The ATR-FTIR spectrum of GPPFS-AgNPs (
Figure S14) highly resembles that of PPFS-AgNPs. The absorption peaks for the aromatic C–C stretch around 1480 cm
−1 and the backbone CH stretch at 3000–2800 cm
−1 of PPFS were observable. Furthermore, there was a noticable increase in the OH stretch absorption at 3600–3000 cm
−1, a clear indicator that GPPFS was successfully anchored to the AgNP surface. Since GPPFS would be more hydrophilic than the coupled PPFS due to the presence of sugar moieties, distilled water was used as the dispersant to prepare sample for DLS analysis of the GPPFS@AgNPs. Although the DLS measurements showed a high polydispersity (0.66) and a rather large diameter (600 nm) when compared to the PPFS@AgNP samples, the particles are easily dispersed in the aqueous media requiring only shaking, rather than vigorous sonication, to disperse the samples. This is evident from the photos of the solutions in
Figure 5, showing no particles aggregating or precipitating from the solution as was typical for the PPFS@AgNP samples.
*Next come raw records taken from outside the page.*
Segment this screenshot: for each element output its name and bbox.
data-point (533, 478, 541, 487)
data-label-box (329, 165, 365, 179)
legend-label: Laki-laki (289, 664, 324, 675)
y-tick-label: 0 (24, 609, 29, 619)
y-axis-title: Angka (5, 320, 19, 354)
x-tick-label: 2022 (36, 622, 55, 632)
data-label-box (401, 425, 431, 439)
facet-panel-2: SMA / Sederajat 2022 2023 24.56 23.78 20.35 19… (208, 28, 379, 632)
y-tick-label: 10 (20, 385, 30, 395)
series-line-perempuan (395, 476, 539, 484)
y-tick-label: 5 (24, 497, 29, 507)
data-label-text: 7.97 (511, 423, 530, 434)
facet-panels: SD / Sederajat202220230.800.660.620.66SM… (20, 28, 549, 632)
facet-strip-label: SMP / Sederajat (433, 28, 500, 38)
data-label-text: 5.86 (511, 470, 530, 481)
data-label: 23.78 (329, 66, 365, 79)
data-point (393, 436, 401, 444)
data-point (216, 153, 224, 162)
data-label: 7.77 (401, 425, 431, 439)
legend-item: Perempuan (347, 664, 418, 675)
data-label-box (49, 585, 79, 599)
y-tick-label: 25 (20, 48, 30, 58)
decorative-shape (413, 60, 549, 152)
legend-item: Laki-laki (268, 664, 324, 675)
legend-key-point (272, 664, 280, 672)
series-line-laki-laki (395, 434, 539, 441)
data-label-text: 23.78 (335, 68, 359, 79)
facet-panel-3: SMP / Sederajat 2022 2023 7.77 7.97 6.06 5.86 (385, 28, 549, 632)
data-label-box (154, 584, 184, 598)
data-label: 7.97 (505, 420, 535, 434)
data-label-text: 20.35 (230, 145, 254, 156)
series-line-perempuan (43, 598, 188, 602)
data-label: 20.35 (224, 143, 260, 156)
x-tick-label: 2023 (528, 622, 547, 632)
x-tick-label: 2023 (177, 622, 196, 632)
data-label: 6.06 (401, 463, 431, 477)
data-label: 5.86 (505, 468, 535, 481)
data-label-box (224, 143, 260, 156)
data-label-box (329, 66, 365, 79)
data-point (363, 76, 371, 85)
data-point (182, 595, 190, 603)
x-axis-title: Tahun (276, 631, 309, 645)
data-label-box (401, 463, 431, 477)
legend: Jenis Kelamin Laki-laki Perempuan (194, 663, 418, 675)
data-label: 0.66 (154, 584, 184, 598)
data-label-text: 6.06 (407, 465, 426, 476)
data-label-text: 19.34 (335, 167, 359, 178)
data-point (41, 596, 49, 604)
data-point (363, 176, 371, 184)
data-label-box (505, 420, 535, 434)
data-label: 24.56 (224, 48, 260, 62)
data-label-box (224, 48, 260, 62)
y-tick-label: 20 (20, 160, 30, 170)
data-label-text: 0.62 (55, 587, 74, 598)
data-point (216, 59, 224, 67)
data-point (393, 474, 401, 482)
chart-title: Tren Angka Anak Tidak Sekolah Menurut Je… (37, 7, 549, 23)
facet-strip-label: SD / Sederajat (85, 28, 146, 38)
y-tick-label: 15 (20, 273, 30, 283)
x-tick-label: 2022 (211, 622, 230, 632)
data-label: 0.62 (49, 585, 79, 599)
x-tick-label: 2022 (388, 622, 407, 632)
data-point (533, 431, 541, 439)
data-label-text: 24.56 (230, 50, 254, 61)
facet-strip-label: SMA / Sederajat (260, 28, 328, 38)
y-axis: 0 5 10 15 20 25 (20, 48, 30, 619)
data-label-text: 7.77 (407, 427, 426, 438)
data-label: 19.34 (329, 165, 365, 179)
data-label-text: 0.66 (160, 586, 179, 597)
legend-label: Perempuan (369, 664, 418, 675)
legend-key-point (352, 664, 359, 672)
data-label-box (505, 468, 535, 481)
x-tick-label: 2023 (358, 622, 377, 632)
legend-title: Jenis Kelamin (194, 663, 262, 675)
In addition to the aqueous dispersability of the modified AgNPs, the thermal stability of the glucose modified particles was investigated. As seen in
Figure 6, the thermal degradation of the prepared GPPFS began at about 350 °C and continued to 600 °C and is the main weight loss for the polymer. When compared to the GPPFS@AgNPs, this major mass loss and onset degradation for the glucosylated polymer chains is virtually the same when anchored to the AgNP surface. However, when the mass loss for the GPPFS@AgNPs is compared to the PPFS@AgNPs samples, roughly 76% mass loss due to organics is observed compared to 52% for PPFS@AgNPs. While the GPPFS is significantly larger in both molecular weight and radius of gyration when compared to PPFS, the difference relates more heavily to a difference in grafting density for the two samples (
Table S9). When the grafting density is calculated, as done for the PPFS@AgNPs samples, it is found that the glucosylated chains have close to half the grafting density (12 chains·nm
−2). Thus, while the glucosylation of the PPFS chains enable for improved water dispersability of the AgNPs, the glucosylation results in a reduction in the grafting density due to increased steric hinderance of the chains. This reduced grafting density could affect nanoparticle uptake and cell interaction, although this is an aspect for current ongoing research for these materials.